Une *malenchère vibrait dans l’air
Une offre injuste
Une valeur dévoyée.
Je passais mon chemin
Refusant de troquer mon calme contre ses cris.
Au détour d’un sentier
Je tombais sur une *guénuche
Une petite chose fragile
Un être ou un objet
Nul ne sait vraiment
Mais qui semblait réclamer un peu d’attention.
Je la ramassai
La posai dans ma paume.
Elle tremblait comme si le monde entier lui pesait dessus.
Alors je lui offris mon gélasin
Ce sourire premier
Celui qui ne coûte rien
Et pourtant répare.

Quatre bols et le pain – Marie Sylvie

Sur la table aux carreaux sages

Quatre bols attendent leur passage.

Chacun une couleur

Chacun une humeur

Comme les notes d’un matin en douceur.

Le jaune pour la joie, éclat sans détour

Le rose pour la bonne humeur, tendre velours.
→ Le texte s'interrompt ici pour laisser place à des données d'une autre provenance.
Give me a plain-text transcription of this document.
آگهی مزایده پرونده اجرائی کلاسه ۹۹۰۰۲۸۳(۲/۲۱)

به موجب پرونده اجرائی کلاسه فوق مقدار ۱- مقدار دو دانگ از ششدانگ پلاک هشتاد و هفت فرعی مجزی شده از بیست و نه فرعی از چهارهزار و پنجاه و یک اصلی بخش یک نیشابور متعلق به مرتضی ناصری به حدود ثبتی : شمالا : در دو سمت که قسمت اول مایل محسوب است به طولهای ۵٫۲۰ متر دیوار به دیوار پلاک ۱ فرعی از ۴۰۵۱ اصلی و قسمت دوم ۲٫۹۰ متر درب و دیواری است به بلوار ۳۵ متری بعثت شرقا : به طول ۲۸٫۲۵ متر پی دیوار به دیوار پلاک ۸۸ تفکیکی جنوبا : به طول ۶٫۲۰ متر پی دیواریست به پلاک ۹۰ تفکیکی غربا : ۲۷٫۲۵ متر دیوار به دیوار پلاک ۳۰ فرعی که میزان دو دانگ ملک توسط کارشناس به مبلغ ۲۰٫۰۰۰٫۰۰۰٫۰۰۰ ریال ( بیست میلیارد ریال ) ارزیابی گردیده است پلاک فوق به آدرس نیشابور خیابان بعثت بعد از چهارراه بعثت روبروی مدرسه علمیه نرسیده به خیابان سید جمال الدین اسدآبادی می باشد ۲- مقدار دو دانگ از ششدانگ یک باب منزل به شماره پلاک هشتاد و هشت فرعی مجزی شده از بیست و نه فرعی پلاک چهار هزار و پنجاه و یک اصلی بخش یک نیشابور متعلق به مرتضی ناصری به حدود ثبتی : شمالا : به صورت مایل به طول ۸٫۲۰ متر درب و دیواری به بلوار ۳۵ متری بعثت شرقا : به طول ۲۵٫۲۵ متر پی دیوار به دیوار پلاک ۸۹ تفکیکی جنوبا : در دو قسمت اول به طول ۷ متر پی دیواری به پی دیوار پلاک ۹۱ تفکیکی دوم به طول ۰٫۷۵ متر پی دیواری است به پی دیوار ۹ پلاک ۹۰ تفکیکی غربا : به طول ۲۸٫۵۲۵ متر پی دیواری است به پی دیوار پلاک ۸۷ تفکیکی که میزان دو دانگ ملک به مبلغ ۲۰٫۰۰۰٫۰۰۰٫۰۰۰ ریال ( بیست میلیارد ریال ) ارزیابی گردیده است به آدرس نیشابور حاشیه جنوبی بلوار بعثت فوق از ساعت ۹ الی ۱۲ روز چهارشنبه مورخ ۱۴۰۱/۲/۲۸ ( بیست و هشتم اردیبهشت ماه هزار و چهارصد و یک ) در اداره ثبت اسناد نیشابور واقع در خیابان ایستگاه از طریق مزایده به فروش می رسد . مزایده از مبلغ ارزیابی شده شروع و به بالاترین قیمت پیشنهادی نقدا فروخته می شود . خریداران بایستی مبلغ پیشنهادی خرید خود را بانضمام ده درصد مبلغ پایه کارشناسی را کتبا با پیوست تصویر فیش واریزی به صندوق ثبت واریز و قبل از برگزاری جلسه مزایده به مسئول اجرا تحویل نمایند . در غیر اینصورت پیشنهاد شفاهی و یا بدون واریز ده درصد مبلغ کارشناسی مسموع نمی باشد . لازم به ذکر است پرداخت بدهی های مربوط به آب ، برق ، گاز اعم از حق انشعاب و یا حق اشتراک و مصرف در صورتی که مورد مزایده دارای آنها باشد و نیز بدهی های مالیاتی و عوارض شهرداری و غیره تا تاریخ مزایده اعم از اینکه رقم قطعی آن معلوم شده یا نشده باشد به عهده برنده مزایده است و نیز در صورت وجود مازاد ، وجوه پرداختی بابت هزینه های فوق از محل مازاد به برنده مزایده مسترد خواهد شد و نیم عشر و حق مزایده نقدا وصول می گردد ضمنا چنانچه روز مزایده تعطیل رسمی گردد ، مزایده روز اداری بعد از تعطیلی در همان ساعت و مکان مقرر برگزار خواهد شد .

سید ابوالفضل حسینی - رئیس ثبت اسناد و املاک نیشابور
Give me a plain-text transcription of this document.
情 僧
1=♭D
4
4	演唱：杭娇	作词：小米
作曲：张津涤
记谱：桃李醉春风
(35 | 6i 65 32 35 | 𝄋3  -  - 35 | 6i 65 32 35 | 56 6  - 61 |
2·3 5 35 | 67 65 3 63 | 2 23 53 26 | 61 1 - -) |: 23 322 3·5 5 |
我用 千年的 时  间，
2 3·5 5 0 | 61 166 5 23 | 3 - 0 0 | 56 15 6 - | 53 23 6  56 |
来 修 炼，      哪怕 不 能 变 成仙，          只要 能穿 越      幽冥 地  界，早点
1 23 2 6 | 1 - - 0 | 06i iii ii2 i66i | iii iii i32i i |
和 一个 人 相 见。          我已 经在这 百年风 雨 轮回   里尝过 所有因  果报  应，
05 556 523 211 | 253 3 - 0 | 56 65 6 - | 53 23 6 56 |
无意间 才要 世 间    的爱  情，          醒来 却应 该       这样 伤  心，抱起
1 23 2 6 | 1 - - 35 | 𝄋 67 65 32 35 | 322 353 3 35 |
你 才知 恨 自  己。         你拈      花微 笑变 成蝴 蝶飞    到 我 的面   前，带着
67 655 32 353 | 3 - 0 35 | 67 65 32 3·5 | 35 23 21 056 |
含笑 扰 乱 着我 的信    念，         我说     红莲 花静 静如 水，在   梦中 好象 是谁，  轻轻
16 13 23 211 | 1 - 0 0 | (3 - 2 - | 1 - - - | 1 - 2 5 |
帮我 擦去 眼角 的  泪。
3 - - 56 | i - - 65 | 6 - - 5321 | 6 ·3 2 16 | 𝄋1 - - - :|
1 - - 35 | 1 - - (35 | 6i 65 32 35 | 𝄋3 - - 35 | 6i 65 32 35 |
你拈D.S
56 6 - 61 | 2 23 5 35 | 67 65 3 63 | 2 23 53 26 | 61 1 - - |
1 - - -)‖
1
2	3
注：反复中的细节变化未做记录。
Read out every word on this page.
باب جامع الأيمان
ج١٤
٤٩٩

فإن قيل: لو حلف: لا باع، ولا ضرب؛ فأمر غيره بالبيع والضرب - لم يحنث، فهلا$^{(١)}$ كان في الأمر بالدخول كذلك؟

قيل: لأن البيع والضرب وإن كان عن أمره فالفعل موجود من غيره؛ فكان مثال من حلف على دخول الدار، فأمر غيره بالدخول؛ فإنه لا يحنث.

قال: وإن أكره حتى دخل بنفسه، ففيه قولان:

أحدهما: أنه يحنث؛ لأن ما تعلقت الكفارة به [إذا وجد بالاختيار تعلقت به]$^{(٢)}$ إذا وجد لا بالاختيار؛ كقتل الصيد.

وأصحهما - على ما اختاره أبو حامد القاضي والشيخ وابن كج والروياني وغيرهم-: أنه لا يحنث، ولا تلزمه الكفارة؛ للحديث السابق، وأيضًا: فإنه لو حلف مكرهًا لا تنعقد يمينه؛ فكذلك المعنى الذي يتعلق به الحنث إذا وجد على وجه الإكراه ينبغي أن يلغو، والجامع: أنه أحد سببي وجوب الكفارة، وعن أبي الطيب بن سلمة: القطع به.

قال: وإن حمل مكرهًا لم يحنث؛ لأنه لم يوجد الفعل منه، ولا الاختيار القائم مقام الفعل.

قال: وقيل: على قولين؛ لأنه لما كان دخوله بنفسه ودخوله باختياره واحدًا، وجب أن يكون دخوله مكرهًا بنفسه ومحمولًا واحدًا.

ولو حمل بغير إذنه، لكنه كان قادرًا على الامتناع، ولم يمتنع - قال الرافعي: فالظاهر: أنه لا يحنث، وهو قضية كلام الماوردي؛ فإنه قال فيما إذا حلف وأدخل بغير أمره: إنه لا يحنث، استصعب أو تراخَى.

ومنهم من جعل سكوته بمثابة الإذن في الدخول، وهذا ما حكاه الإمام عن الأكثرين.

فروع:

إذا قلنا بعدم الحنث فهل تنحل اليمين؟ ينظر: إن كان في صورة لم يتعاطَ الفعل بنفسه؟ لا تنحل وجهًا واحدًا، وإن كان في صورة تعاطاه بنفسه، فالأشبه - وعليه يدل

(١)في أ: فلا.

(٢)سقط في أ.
Le vert clair pour la clarté, limpide et vive

Et l’orange … pour la force qui ravive.

Ils ne sont pas que vaisselle ou décor

Ils sont l’ *instrument d’un pacte d’aurore.

Un appel discret de se nourrir de lumière

À faire du pain un repère, une prière.

Le pain repose, modeste mais ferme

Tel un rappel que le jour se confirme.

Et derrière, le chien blanc presque effacé

Veille sur ce rite, ce monde apaisé.

Le petit déjeuner devient philosophie 

Un art de vivre, une douce liturgie.

Chaque bol une offrande, 

Chaque geste un lien

Entre le corps, le cœur … et le pain.